Finite Size Effect on Magneto-Optical Responses of Chemically Modified Fe3O4 Nanoparticles Studied by MCD Spectroscopy

Abstract

A magneto-optical study of chemically modified magnetite (Fe3O4) nanoparticles is presented with magnetic circular dichroism (MCD) spectroscopy. The magnetite nanoparticles are synthesized using the high-temperature solution reduction of Fe(III) acetylacetonate in the presence of oleylamine. The size of the magnetite nanoparticles examined is 3–4 or 7–8 nm. In contrast to broad and featureless UV–vis–NIR absorption spectra for these magnetite nanoparticles, the MCD responses are much more structured.

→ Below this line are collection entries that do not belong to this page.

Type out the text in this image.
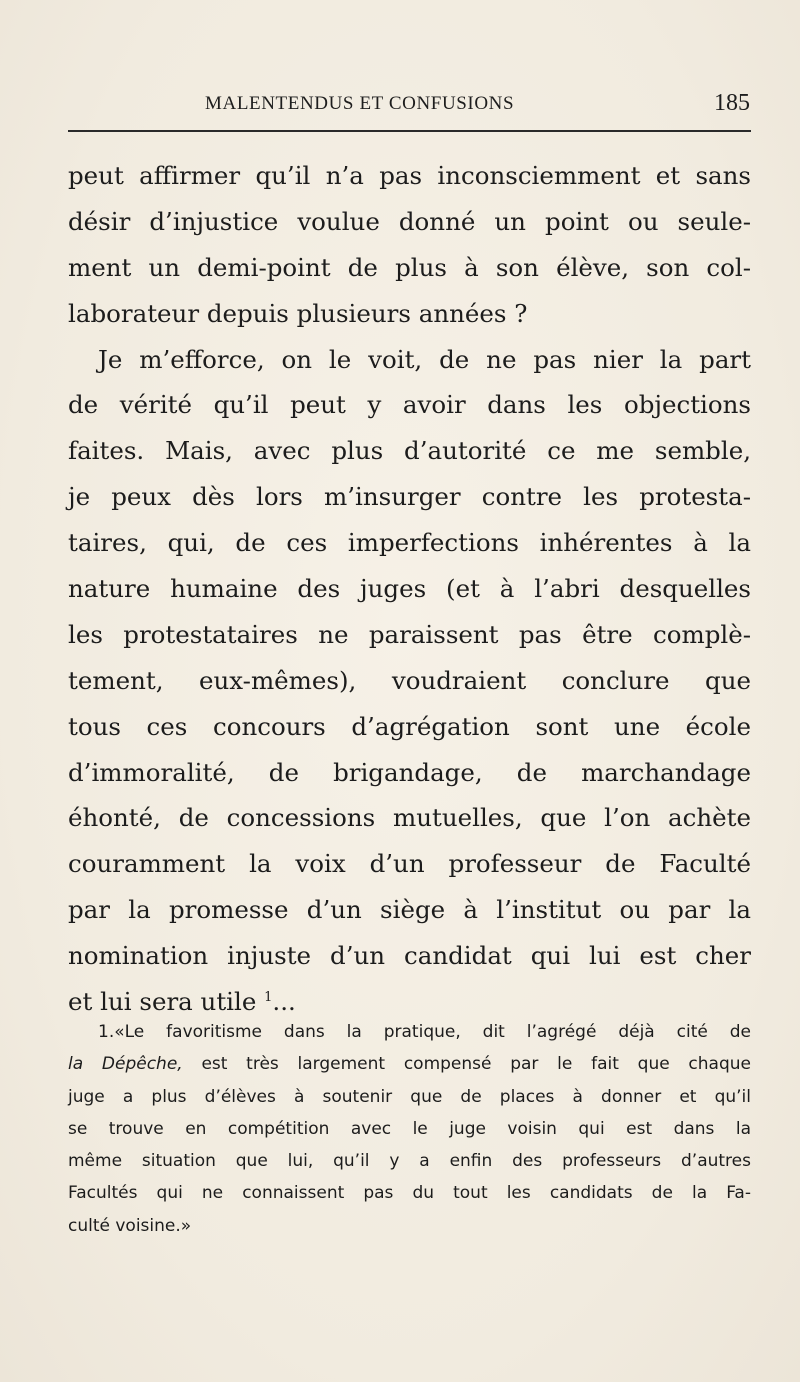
MALENTENDUS ET CONFUSIONS	185
peut affirmer qu’il n’a pas inconsciemment et sans
désir d’injustice voulue donné un point ou seule-
ment un demi-point de plus à son élève, son col-
laborateur depuis plusieurs années ?
Je m’efforce, on le voit, de ne pas nier la part
de vérité qu’il peut y avoir dans les objections
faites. Mais, avec plus d’autorité ce me semble,
je peux dès lors m’insurger contre les protesta-
taires, qui, de ces imperfections inhérentes à la
nature humaine des juges (et à l’abri desquelles
les protestataires ne paraissent pas être complè-
tement, eux-mêmes), voudraient conclure que
tous ces concours d’agrégation sont une école
d’immoralité, de brigandage, de marchandage
éhonté, de concessions mutuelles, que l’on achète
couramment la voix d’un professeur de Faculté
par la promesse d’un siège à l’institut ou par la
nomination injuste d’un candidat qui lui est cher
et lui sera utile $^1$...
1.«Le favoritisme dans la pratique, dit l’agrégé déjà cité de
la Dépêche, est très largement compensé par le fait que chaque
juge a plus d’élèves à soutenir que de places à donner et qu’il
se trouve en compétition avec le juge voisin qui est dans la
même situation que lui, qu’il y a enfin des professeurs d’autres
Facultés qui ne connaissent pas du tout les candidats de la Fa-
culté voisine.»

MCD essentially corresponds to electronic transitions in the absorption spectrum, so to decode electronic transitions in the magnetite nanoparticles and to compare them with those in the bulk phase, simultaneous deconvolution analyses of both the electronic absorption and MCD spectra are conducted, giving accurate transition energies with enhanced spectral resolution. The decomposed transitions are successfully assigned on the basis of the theoretical band structure calculations previously reported. Then the relative absorption and MCD intensities of some deconvoluted bands associated with LMCT or ISCT transitions are found to be size dependent, which can be due to partial surface hydration and/or oxidation of the magnetite nanoparticles. We also compare the magneto-optical responses of magnetite nanoparticles and those of bulk Fe3O4 calculated.